# How do you find the vertical asymptotes and holes of f(x)=1/(x^2+5x+6)?

Jun 17, 2018

$\text{vertical asymptotes at "x=-3" and } x = - 2$
$\text{horizontal asymptote at } y = 0$

#### Explanation:

The denominator of f(x) cannot be zero as this would make f(x) undefined. Equating the denominator to zero and solving gives the values that x cannot be and if the numerator is non-zero for these values then they are vertical asymptotes.

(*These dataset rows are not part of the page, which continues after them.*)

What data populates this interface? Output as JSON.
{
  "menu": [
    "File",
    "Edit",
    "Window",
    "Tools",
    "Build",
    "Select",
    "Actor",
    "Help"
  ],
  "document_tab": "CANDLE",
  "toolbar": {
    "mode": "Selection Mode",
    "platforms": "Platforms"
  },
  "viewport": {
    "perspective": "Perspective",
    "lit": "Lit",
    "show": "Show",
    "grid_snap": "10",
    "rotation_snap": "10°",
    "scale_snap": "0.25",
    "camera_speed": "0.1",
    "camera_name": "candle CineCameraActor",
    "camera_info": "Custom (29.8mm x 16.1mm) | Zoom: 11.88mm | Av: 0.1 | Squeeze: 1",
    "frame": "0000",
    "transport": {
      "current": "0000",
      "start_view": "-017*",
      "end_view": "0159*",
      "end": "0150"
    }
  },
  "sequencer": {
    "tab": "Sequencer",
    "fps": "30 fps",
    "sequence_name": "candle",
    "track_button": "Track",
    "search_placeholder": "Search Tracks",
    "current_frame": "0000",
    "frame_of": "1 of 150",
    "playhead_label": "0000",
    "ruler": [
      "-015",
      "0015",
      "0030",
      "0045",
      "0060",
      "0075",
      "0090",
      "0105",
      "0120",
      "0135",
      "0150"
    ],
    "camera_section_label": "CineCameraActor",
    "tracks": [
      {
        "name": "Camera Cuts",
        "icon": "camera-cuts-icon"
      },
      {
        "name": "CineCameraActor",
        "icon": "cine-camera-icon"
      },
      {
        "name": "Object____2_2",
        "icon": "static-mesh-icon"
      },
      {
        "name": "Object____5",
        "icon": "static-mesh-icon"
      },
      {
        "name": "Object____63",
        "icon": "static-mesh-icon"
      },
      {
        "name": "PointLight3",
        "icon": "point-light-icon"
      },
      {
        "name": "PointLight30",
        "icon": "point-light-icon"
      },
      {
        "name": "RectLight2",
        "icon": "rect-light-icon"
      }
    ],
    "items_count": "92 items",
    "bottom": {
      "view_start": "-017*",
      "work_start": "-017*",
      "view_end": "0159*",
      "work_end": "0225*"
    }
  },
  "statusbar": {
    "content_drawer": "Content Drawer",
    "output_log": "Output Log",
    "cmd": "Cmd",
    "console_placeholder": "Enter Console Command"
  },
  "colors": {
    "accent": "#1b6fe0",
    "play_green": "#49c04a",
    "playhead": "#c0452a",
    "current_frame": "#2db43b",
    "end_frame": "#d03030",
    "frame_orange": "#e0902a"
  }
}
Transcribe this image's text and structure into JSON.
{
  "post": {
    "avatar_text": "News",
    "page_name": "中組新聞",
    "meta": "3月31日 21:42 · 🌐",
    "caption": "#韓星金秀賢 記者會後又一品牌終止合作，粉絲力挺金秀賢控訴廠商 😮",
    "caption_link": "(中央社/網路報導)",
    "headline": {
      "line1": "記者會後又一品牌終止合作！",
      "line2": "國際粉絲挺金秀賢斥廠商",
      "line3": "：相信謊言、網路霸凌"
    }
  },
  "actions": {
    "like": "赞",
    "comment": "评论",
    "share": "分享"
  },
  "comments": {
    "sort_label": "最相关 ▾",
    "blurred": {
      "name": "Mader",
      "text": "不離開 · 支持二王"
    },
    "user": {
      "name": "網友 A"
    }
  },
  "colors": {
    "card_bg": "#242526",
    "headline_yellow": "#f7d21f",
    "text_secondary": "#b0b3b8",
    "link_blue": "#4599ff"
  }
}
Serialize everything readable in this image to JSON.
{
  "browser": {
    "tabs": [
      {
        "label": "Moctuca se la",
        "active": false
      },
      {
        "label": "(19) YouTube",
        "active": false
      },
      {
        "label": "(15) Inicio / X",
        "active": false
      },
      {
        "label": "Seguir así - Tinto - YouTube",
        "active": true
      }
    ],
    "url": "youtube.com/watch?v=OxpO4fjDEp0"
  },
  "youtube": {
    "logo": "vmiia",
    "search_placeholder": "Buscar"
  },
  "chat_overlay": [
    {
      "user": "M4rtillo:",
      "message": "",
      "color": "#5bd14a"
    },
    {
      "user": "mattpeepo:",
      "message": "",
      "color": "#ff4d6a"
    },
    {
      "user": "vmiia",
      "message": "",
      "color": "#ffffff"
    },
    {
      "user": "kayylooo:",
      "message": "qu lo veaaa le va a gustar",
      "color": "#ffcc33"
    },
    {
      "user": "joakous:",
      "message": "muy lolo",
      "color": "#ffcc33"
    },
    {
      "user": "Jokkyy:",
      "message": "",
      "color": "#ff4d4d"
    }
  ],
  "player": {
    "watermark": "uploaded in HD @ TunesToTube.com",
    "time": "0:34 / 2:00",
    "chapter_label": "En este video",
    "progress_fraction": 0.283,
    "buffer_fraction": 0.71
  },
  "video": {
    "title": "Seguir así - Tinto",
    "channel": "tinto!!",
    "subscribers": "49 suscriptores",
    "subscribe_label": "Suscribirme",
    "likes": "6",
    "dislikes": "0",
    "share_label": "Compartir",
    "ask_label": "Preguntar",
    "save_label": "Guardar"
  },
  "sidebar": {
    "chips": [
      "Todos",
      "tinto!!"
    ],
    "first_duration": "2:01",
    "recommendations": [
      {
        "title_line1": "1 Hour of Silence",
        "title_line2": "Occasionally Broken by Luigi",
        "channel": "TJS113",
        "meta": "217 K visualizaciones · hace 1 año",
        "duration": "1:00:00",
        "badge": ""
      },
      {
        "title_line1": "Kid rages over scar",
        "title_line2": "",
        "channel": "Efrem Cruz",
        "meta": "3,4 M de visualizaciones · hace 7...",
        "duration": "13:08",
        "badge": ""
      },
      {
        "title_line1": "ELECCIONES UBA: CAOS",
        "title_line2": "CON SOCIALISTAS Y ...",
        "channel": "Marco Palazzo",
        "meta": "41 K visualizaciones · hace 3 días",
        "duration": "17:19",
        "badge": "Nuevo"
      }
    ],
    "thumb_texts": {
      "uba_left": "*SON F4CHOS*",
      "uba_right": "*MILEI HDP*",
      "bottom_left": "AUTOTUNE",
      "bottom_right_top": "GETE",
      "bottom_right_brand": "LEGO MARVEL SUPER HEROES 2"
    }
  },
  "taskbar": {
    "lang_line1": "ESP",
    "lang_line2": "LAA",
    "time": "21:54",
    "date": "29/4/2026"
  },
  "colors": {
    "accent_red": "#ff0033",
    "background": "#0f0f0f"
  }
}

$\text{solve } {x}^{2} + 5 x + 6 = 0 \Rightarrow \left(x + 3\right) \left(x + 2\right) = 0$

$x = - 3 \text{ and "x=-2" are the asymptotes}$

$\text{horizontal asymptotes occur as}$

${\lim}_{x \to \pm \infty} , f \left(x\right) \to c \text{ ( a constant)}$

$\text{divide terms on numerator/denominator by the }$
$\text{highest power of x that is } {x}^{2}$

$f \left(x\right) = \frac{\frac{1}{x} ^ 2}{{x}^{2} + {x}^{2} + \frac{5 x}{x} ^ 2 + \frac{6}{x} ^ 2} = \frac{\frac{1}{x} ^ 2}{1 + \frac{5}{x} + \frac{6}{x} ^ 2}$

$\text{as } x \to \pm \infty , f \left(x\right) \to \frac{0}{1 + 0 + 0}$

$y = 0 \text{ is the asymptote}$

$\text{holes occur when a common factor is removed from}$
$\text{the numerator/denominator. This is not the case here}$
$\text{hence there are no holes}$
graph{1/(x^2+5x+6) [-10, 10, -5, 5]}